Y no es ninguna tontería eso de sobrevivir en el Parque Nacional de Shoshone. No solo porque los osos pardos se acerquen a limarse las uñas contra árboles de cincuenta pies de altura que usan como mondadientes, sino porque el argumento ofrece más pronto que tarde un hombre del saco que se suma a la naturaleza, lo desconocido y el mismo protagonista, quien antes o después, advertimos que no deja de ser su peor enemigo. Frente a esa gran carga que arrastra Henry (¿encontrará la forma de encauzar su vida de nuevo?) se suma otra pregunta: ¿qué ocurre en Shoshone?; ¿están en peligro?; ¿lo descubrirán siquiera? Aquí, Firewatch juega muy bien con las expectativas del jugador, e incluso con las normas internas del propio género (destrozándolas), donde cada pequeño detalle suele conducir a otra cosa, y esta, a otra… pero no aquí . Quizá una tienda de campaña hecha jirones puede significar o no significar; o una llamada misteriosa de tu jefa, quien ha olvidado colgar el teléfono… Es realismo puro y duro: en el peor sentido de las palabras.

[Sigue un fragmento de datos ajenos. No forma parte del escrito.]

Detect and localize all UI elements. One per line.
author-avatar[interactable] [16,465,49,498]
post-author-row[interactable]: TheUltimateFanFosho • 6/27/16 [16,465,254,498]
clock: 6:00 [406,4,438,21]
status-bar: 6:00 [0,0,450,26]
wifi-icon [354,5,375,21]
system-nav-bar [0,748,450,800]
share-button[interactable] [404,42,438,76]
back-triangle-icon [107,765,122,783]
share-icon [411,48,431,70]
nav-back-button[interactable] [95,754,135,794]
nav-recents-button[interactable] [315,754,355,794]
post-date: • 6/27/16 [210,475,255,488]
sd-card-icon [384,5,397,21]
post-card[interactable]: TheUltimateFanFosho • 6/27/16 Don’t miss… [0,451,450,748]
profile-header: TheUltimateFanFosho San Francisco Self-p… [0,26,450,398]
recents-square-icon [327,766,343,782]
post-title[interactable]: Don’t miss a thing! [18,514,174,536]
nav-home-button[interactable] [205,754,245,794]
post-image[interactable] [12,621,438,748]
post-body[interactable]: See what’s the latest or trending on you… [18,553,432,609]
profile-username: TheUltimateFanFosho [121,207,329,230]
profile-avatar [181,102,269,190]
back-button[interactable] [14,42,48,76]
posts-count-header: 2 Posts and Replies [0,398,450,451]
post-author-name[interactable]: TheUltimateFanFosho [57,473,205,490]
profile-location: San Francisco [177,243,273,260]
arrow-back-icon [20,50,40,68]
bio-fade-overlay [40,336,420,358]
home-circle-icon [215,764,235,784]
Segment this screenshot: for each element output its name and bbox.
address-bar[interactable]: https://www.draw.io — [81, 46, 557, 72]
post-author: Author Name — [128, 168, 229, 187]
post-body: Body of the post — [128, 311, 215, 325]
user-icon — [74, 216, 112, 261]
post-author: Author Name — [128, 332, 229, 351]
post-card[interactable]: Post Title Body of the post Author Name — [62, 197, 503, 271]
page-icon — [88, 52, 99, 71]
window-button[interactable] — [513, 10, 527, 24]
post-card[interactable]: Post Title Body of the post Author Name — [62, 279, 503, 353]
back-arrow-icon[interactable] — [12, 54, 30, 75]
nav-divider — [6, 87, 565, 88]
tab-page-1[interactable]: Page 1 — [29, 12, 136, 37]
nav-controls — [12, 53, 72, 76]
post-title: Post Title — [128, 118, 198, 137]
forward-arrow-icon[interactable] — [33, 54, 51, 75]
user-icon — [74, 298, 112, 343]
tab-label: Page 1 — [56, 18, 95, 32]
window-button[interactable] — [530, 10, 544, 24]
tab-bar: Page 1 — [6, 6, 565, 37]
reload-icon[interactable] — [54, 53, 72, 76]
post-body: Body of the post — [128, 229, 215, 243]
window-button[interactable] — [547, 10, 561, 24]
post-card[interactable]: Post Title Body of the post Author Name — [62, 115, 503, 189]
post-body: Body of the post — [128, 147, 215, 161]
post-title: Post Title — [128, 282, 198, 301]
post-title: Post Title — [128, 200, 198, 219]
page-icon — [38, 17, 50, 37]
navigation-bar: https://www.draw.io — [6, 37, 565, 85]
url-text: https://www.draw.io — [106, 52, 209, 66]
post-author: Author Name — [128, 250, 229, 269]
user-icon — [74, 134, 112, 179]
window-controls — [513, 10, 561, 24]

Firewatch (bosque de álamos)

Es esta trama articulada en pequeñas decisiones que te acercan a Wyoming sin prisa la verdadera maravilla tras Firewatch. Su secreto. Son los pequeños detalles: los textos, el pastor alemán o el beagle, esa primera frase, los hijos ahora, o nunca, la música que perfila la escena, y, poco a poco, las montañas, y el verde, y esa luz anaranjada, de amarillos y rojos cuando el sol agoniza. Un planteamiento novedoso que crea expectación y nos introduce en una historia con los elementos justos al principio (texto, un garaje, una senda, el bosque) y explota en una panorámica de postal. Tu trabajo. Tu nuevo hogar. Tu vida.